Preliminary hearings are not common in DUI cases because people usually plead guilty when there is a significant amount of evidence against them, such as a Breathalyzer test. Furthermore, in illinoiss and some other states, preliminary hearings are only held in felony cases.

However, some DUIs may be felonies, and this could lead to a preliminary hearing. At the preliminary hearing, the judge decides whether or not there is sufficient evidence for a trial. The prosecution is allowed to call witnesses, and the defense can cross-examine them. The prosecution may also bring in physical evidence.

The case will be dismissed instead of going to trial if the defense is able to convince the judge that the evidence is too weak. This legal standard for moving ahead with a case is known as "probable cause."

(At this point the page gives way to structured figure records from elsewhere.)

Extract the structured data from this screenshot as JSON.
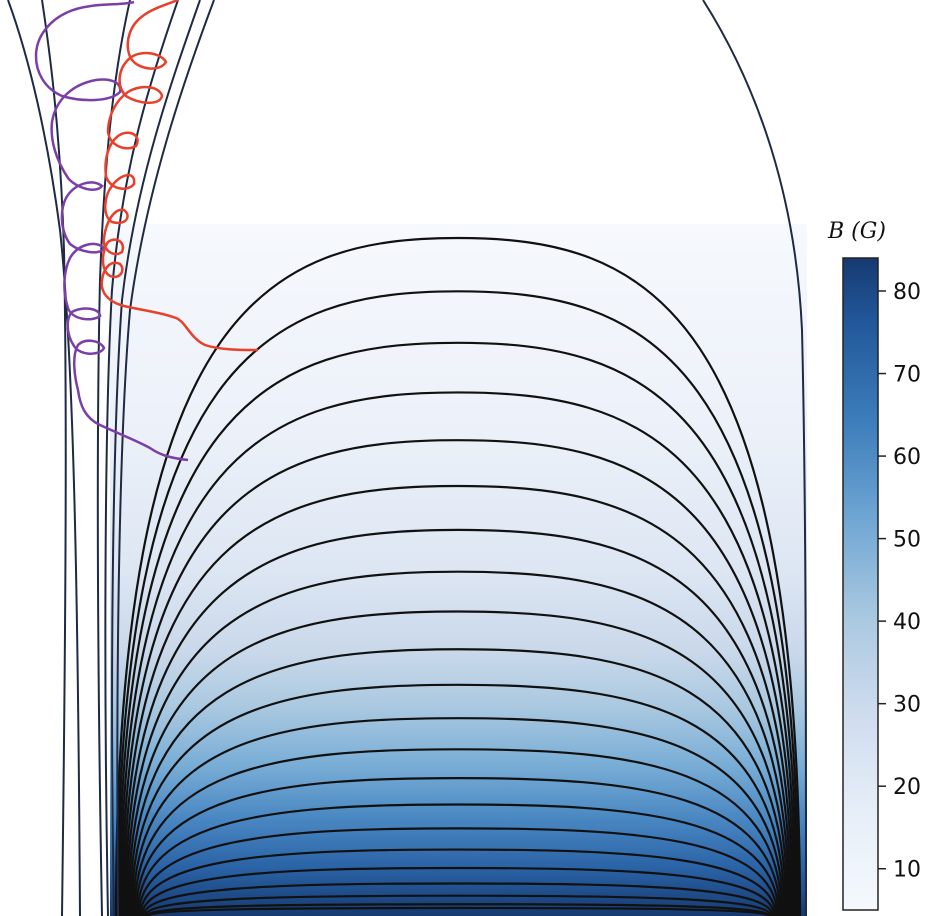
{
  "colorbar": {
    "title": "B (G)",
    "ticks": [
      10,
      20,
      30,
      40,
      50,
      60,
      70,
      80
    ],
    "range": [
      5,
      84
    ],
    "colormap": "Blues",
    "color_low": "#f5f9fd",
    "color_high": "#163a71"
  },
  "field_lines": {
    "count_closed": 22,
    "color": "#111111",
    "open_color": "#1f2a44"
  },
  "trajectories": [
    {
      "name": "",
      "color": "#7b3fa8"
    },
    {
      "name": "",
      "color": "#e8402a"
    }
  ]
}
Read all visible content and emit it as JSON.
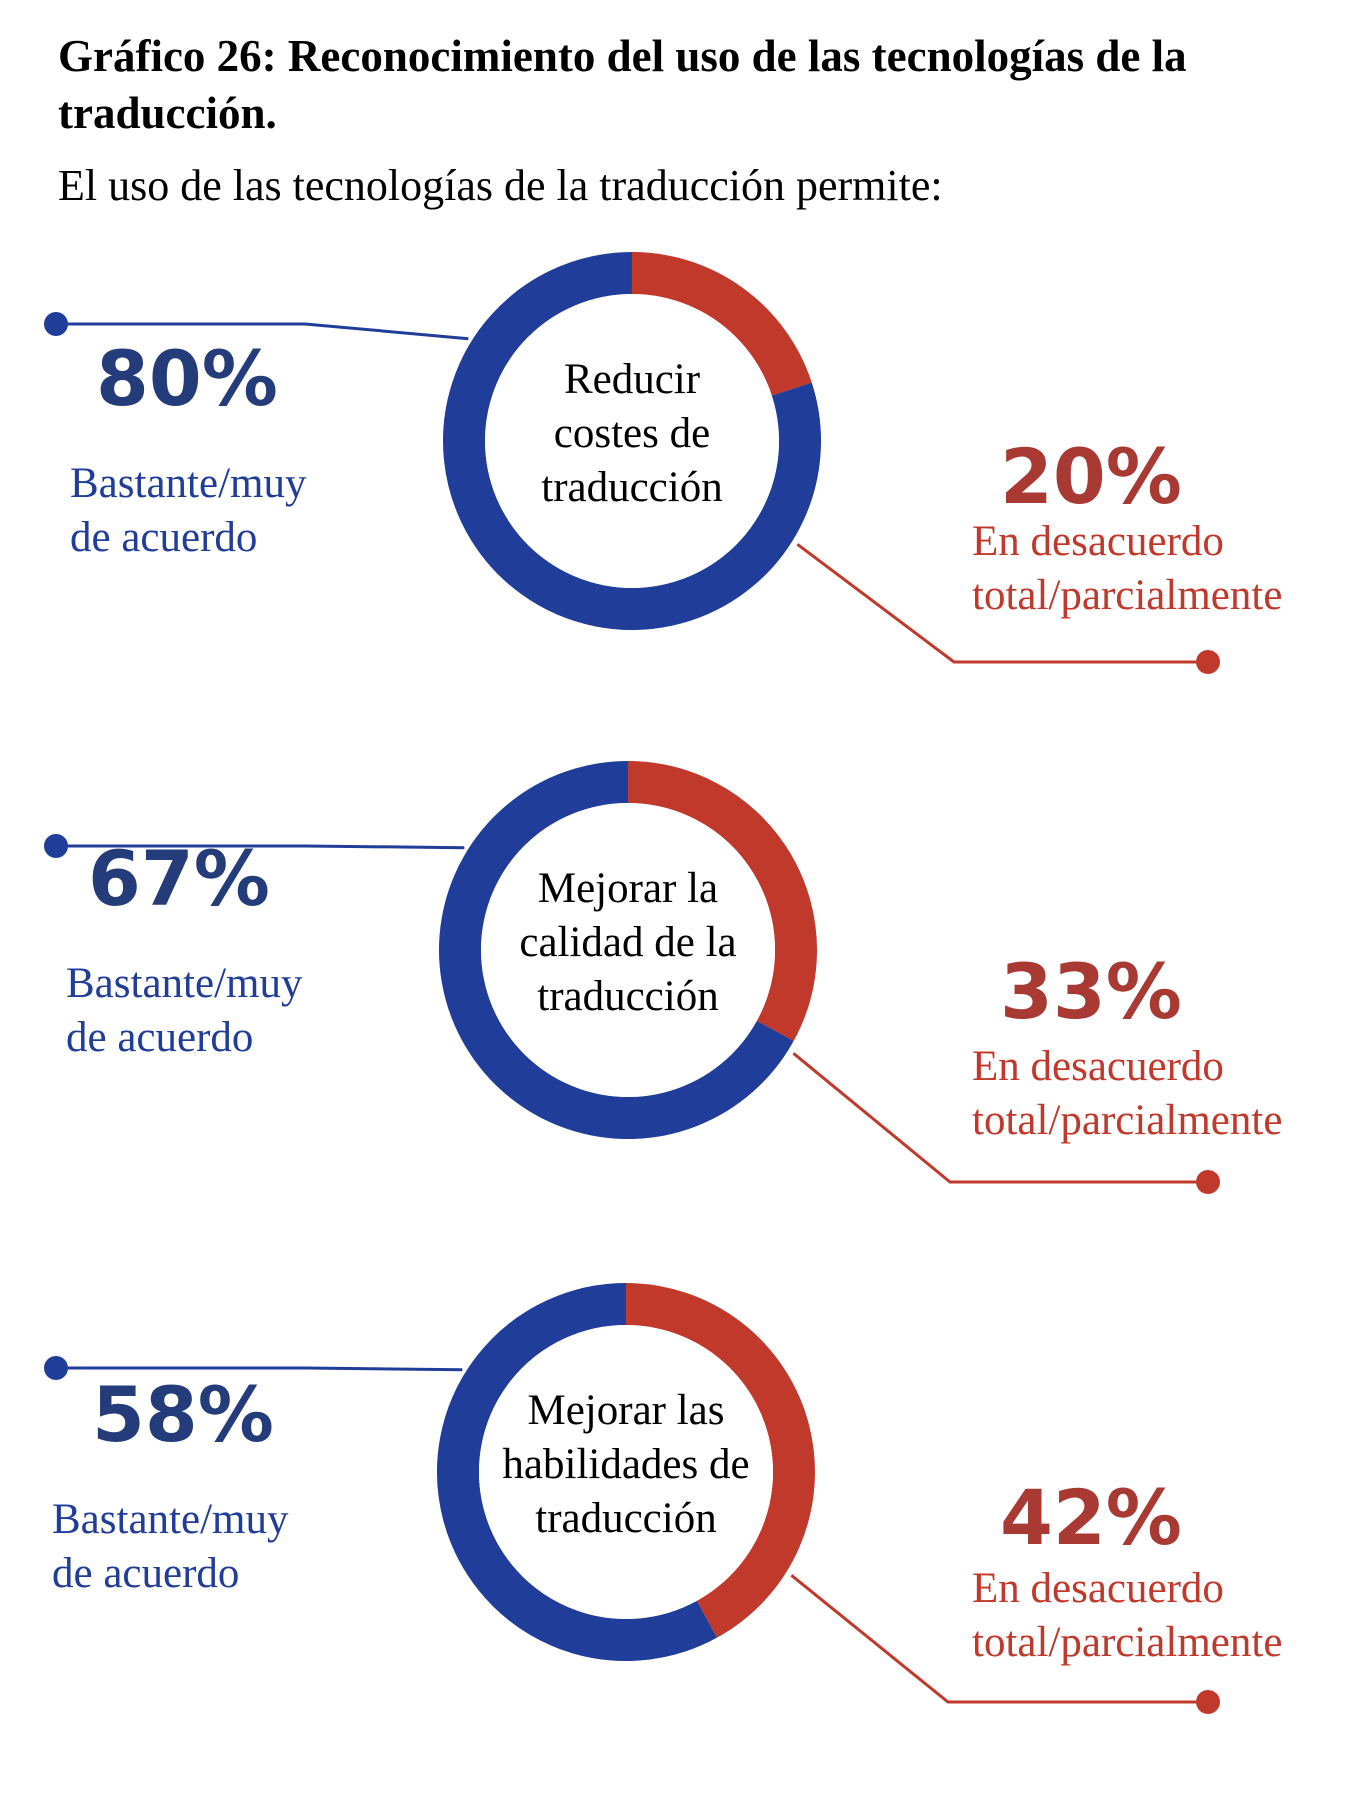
{
  "title": "Gráfico 26: Reconocimiento del uso de las tecnologías de la traducción.",
  "subtitle": "El uso de las tecnologías de la traducción permite:",
  "colors": {
    "agree": "#1f3d99",
    "disagree": "#c0392b"
  },
  "chart_data": {
    "type": "pie",
    "charts": [
      {
        "center_label": [
          "Reducir",
          "costes de",
          "traducción"
        ],
        "slices": [
          {
            "label_lines": [
              "Bastante/muy",
              "de acuerdo"
            ],
            "value": 80,
            "value_label": "80%"
          },
          {
            "label_lines": [
              "En desacuerdo",
              "total/parcialmente"
            ],
            "value": 20,
            "value_label": "20%"
          }
        ]
      },
      {
        "center_label": [
          "Mejorar la",
          "calidad de la",
          "traducción"
        ],
        "slices": [
          {
            "label_lines": [
              "Bastante/muy",
              "de acuerdo"
            ],
            "value": 67,
            "value_label": "67%"
          },
          {
            "label_lines": [
              "En desacuerdo",
              "total/parcialmente"
            ],
            "value": 33,
            "value_label": "33%"
          }
        ]
      },
      {
        "center_label": [
          "Mejorar las",
          "habilidades de",
          "traducción"
        ],
        "slices": [
          {
            "label_lines": [
              "Bastante/muy",
              "de acuerdo"
            ],
            "value": 58,
            "value_label": "58%"
          },
          {
            "label_lines": [
              "En desacuerdo",
              "total/parcialmente"
            ],
            "value": 42,
            "value_label": "42%"
          }
        ]
      }
    ]
  }
}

Whether a person is facing felony or misdemeanor drunk driving charges, consulting an attorney might be a good idea. A DUI can have legal ramifications that include license suspension, fines and even jail time if the charges are serious enough. Some people might want to try to get the charges dismissed altogether because it can affect their career in some fields. Others may be primarily concerned about avoiding or limiting jail time. A plea bargain may be one way to reduce charges and penalties. However, in some cases, an attorney might also want to take a look at the technical aspects of the case. For example, a Breathalyzer test might have been done inaccurately, or a person's rights might not have been observed when the person was taken into custody. Evidence of these situations might lead to the case being dismissed.